Alguien interviene y Consuelo va a atender, yo estoy con una copa del helado preferido, el abuelo me está mirando sonriendo.
- ¿Qué pasa, abuelo?
- Estás pareciendo una niña, con helado en la nariz, en la barbilla, tienes un bigote de helado, ¿cuántos años tienes? ¿Dos?
- ¡Apuesto a que está exagerando, abuelo!

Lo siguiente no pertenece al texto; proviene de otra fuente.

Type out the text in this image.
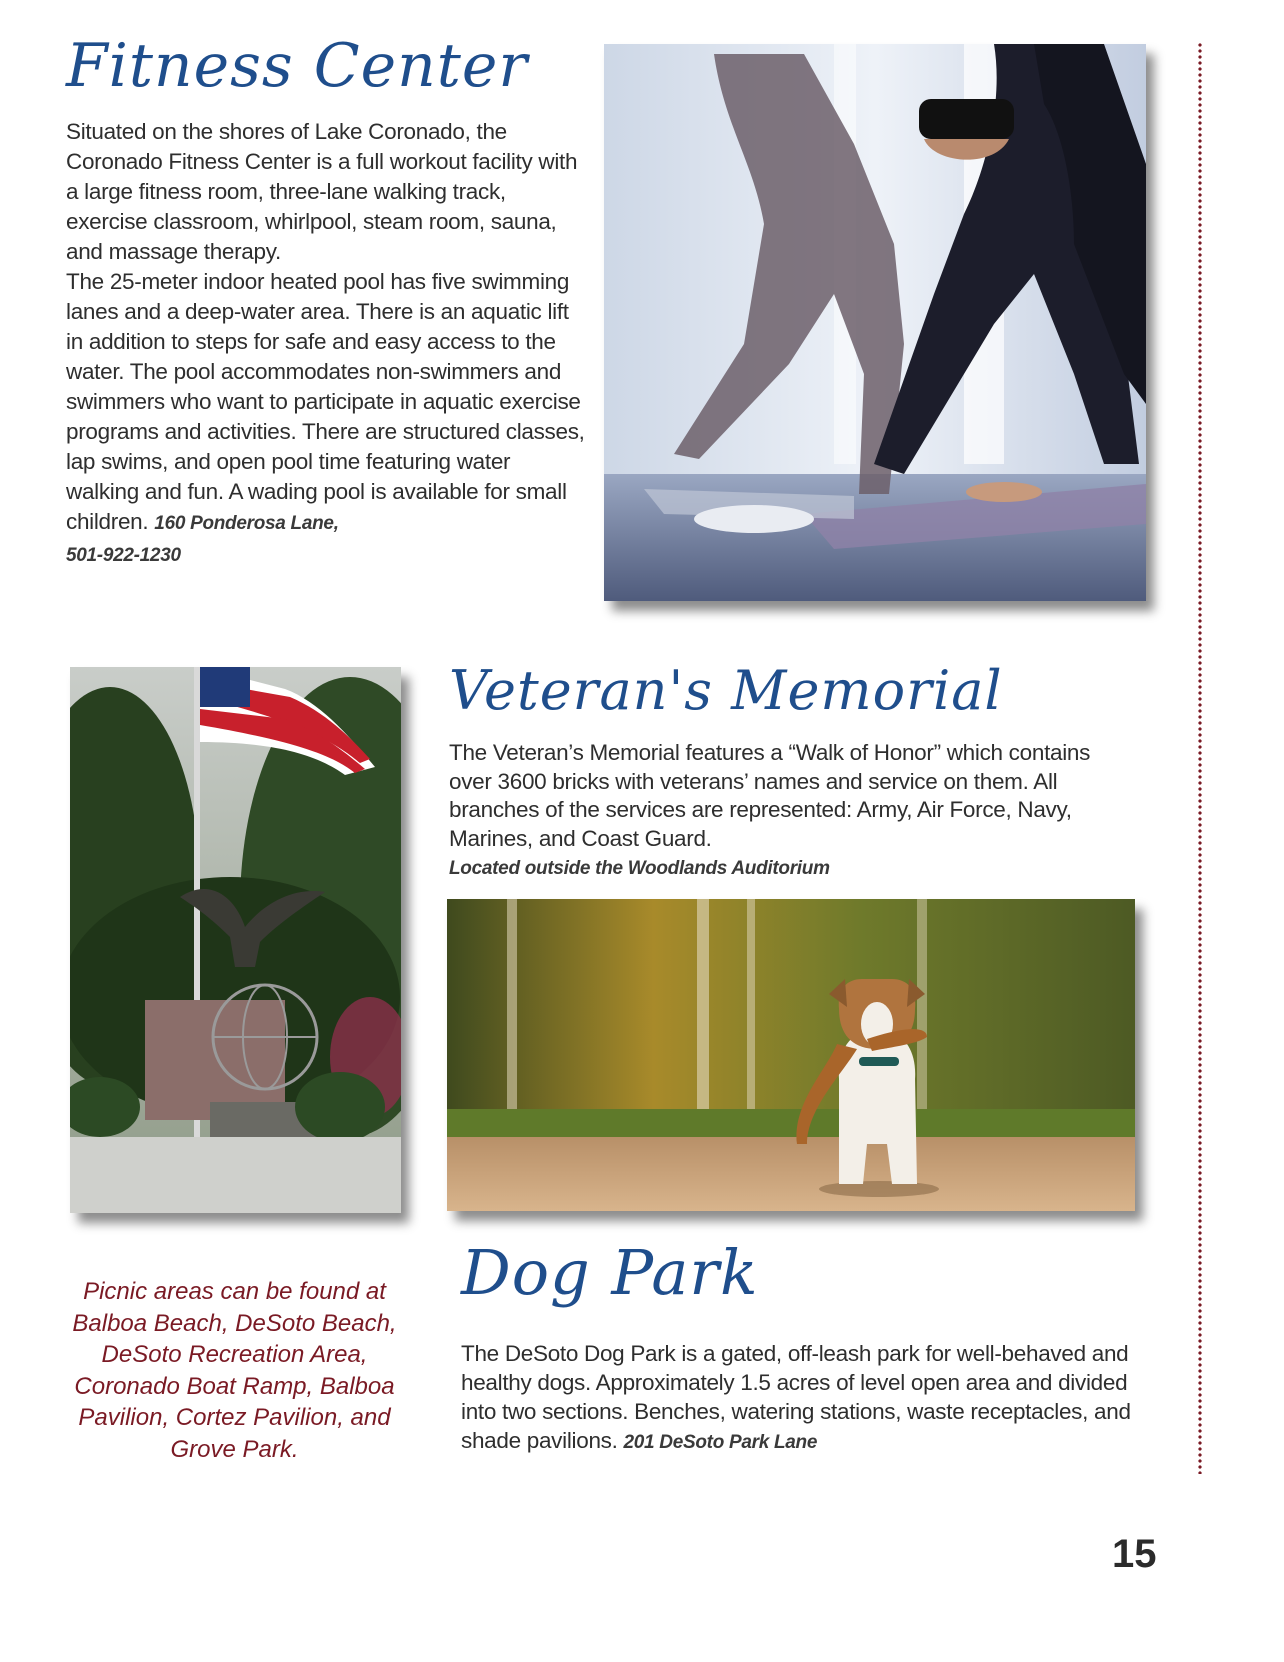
Fitness Center
Situated on the shores of Lake Coronado, the Coronado Fitness Center is a full workout facility with a large fitness room, three-lane walking track, exercise classroom, whirlpool, steam room, sauna, and massage therapy.
The 25-meter indoor heated pool has five swimming lanes and a deep-water area. There is an aquatic lift in addition to steps for safe and easy access to the water. The pool accommodates non-swimmers and swimmers who want to participate in aquatic exercise programs and activities. There are structured classes, lap swims, and open pool time featuring water walking and fun. A wading pool is available for small children. 160 Ponderosa Lane,
501-922-1230
Veteran's Memorial
The Veteran’s Memorial features a “Walk of Honor” which contains over 3600 bricks with veterans’ names and service on them. All branches of the services are represented: Army, Air Force, Navy, Marines, and Coast Guard.
Located outside the Woodlands Auditorium
Dog Park
The DeSoto Dog Park is a gated, off-leash park for well-behaved and healthy dogs. Approximately 1.5 acres of level open area and divided into two sections. Benches, watering stations, waste receptacles, and shade pavilions. 201 DeSoto Park Lane
Picnic areas can be found at Balboa Beach, DeSoto Beach, DeSoto Recreation Area, Coronado Boat Ramp, Balboa Pavilion, Cortez Pavilion, and Grove Park.
15
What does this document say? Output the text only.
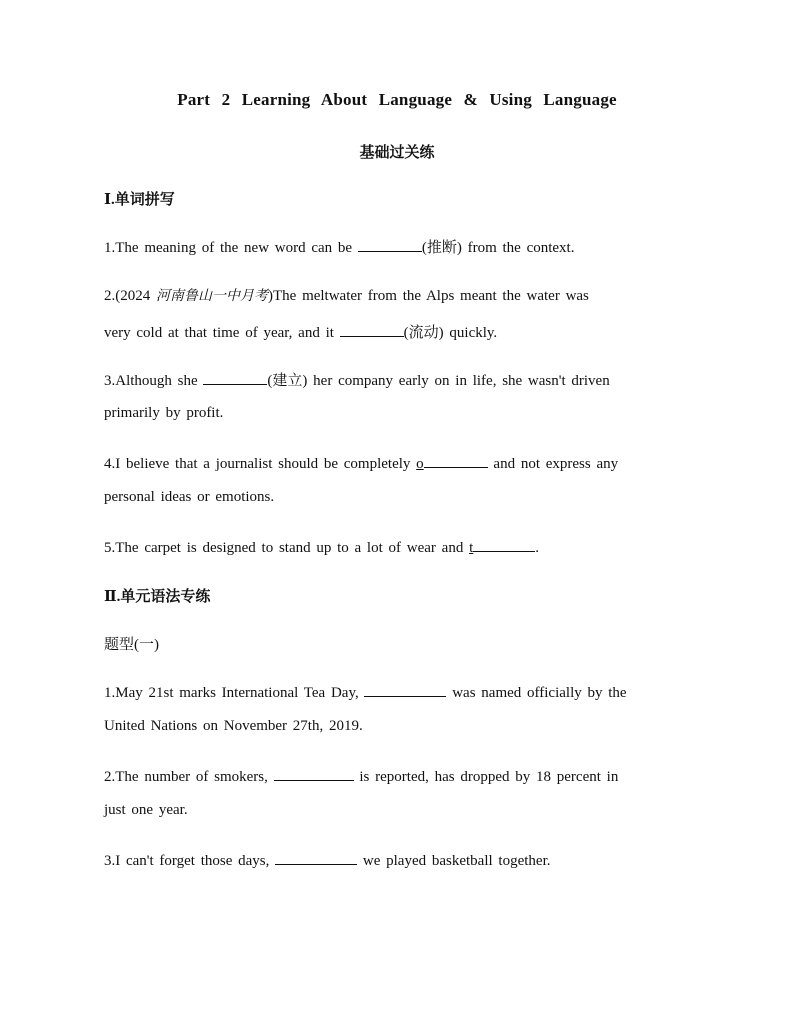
Part 2 Learning About Language & Using Language
基础过关练
Ⅰ.单词拼写
1.The meaning of the new word can be	(推断) from the context.
2.(2024 河南鲁山一中月考)The meltwater from the Alps meant the water was
very cold at that time of year, and it	(流动) quickly.
3.Although she	(建立) her company early on in life, she wasn't driven
primarily by profit.
4.I believe that a journalist should be completely o	and not express any
personal ideas or emotions.
5.The carpet is designed to stand up to a lot of wear and t	.
Ⅱ.单元语法专练
题型(一)
1.May 21st marks International Tea Day,	was named officially by the
United Nations on November 27th, 2019.
2.The number of smokers,	is reported, has dropped by 18 percent in
just one year.
3.I can't forget those days,	we played basketball together.
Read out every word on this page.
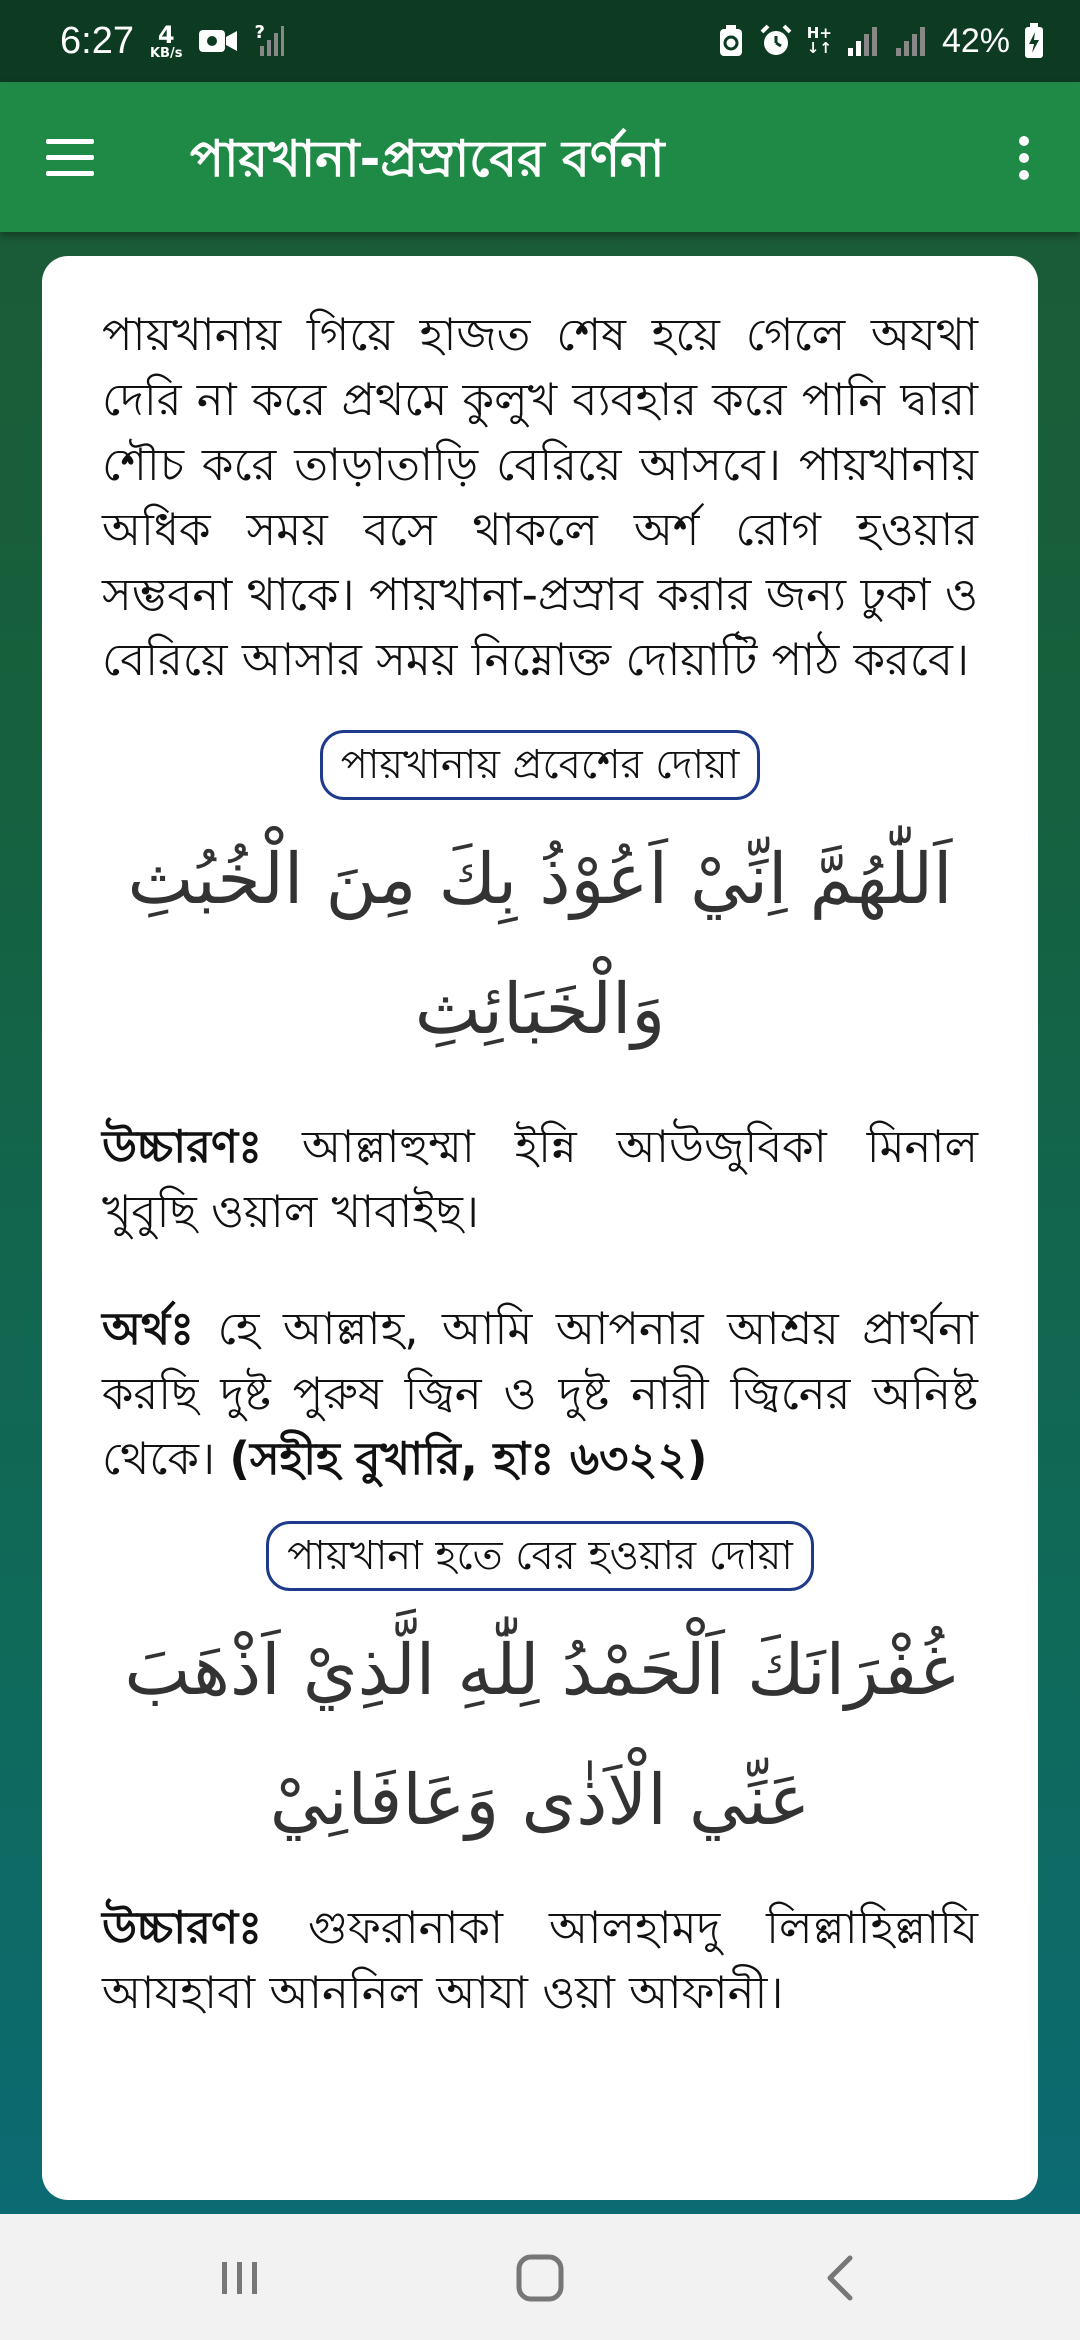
6:27 4
KB/s
?	H+
↓↑	42%
পায়খানা-প্রস্রাবের বর্ণনা

পায়খানায় গিয়ে হাজত শেষ হয়ে গেলে অযথা দেরি না করে প্রথমে কুলুখ ব্যবহার করে পানি দ্বারা শৌচ করে তাড়াতাড়ি বেরিয়ে আসবে। পায়খানায় অধিক সময় বসে থাকলে অর্শ রোগ হওয়ার সম্ভবনা থাকে। পায়খানা-প্রস্রাব করার জন্য ঢুকা ও বেরিয়ে আসার সময় নিম্নোক্ত দোয়াটি পাঠ করবে।

পায়খানায় প্রবেশের দোয়া

اَللّٰهُمَّ اِنِّيْ اَعُوْذُ بِكَ مِنَ الْخُبُثِ وَالْخَبَائِثِ

উচ্চারণঃ আল্লাহুম্মা ইন্নি আউজুবিকা মিনাল খুবুছি ওয়াল খাবাইছ।

অর্থঃ হে আল্লাহ, আমি আপনার আশ্রয় প্রার্থনা করছি দুষ্ট পুরুষ জ্বিন ও দুষ্ট নারী জ্বিনের অনিষ্ট থেকে। (সহীহ বুখারি, হাঃ ৬৩২২)

পায়খানা হতে বের হওয়ার দোয়া

غُفْرَانَكَ اَلْحَمْدُ لِلّٰهِ الَّذِيْ اَذْهَبَ عَنِّي الْاَذٰى وَعَافَانِيْ

উচ্চারণঃ গুফরানাকা আলহামদু লিল্লাহিল্লাযি আযহাবা আননিল আযা ওয়া আফানী।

- No, no, pareces de dos años, como máximo - cuando escucho esa voz casi boto todo al suelo, cuando me volteo Sebastian me está mirando con una sonrisa.
Busco algún trazo de ironía o burla, pero veo una sonrisa genuina, quedé hasta sorprendida.
- Es mi hora, abuelo, me voy, dile a Consuelo que estaba delicioso como siempre.
- ¿Solo porque llegué ya te vas?
- Necesito pasar por el estudio aún, solo vine a darle un abrazo al abuelo Manoel y a aprovechar la comida deliciosa de Consuelo.
Abrazo al abuelo y saludo a Sebastian que está en el mismo lugar desde que llegó.
Cuando paso él viene detrás de mí.
- Camila, me gustaría dar una pequeña charla contigo.
- Está bien, sé breve, ya excedí mi tiempo de almuerzo.
- Pensé que eras la dueña de todo aquello.
- ¿Por casualidad me está llamando mentirosa? Hoy ya enfrenté a tu hermana, a tu futura esposa, y a tu madre, cada una ofendiéndome a su manera especial, ¡faltabas tú!
- No me malinterpretes, no quise ofenderte, solo quería decir que siendo la jefa, puedes darte el lujo de retrasarte algunos minutos, sé que aun siendo dueños la empresa necesita de nuestra entrega.
- Verdad, si los dueños no se esfuerzan, quién lo hará, no es así, pero tengo a Maura y a algunos funcionarios que son más estrictos que yo.
- Entonces tienes suerte. O no es suerte, y saber conquistar lo mejor de las personas.
- ¿Qué pasa? ¿Estás burlándote de mí? ¿Sacar lo mejor de las personas? ¡No me hagas reír! Siempre tuve lo peor de la mayoría de las personas con las que conviví durante los cuatro años que viví contigo.
- Disculpa, realmente no quise traerte recuerdos tristes.
- ¿Qué querías decirme?
- Pedí a mi secretaria agendar una hora contigo, quiero hablar de negocios.
- ¿Qué negocios? ¿Estás con agencia de moda? ¿O abriste una tiendita para tu novia?
- No es nada de eso. Camila, ¡no tengo novia!
— Eso es problema tuyo, ¿qué quieres de verdad, Sebastian?
- Ve a la empresa mañana, ¡conversaremos allá!
- No soy yo quien trata de negocios, tengo el equipo de funcionarios que hacen eso.
- Camila, solo ve, escúchame, puedes concordar o no, ¡pero escúchame!
- Lo voy a ver, si tengo tiempo te aviso.
Él ríe, como si estuviera feliz, ¿qué le pasó? ¡Hombre extraño!
- Gracias, ya está marcado, mi secretaria marcó con la tuya.
Digo adiós y voy a mi auto, Sebastian pregunta si quiero que me lleve, respondo que vine en auto, él se queda mirándome mientras salgo del alcance de sus ojos.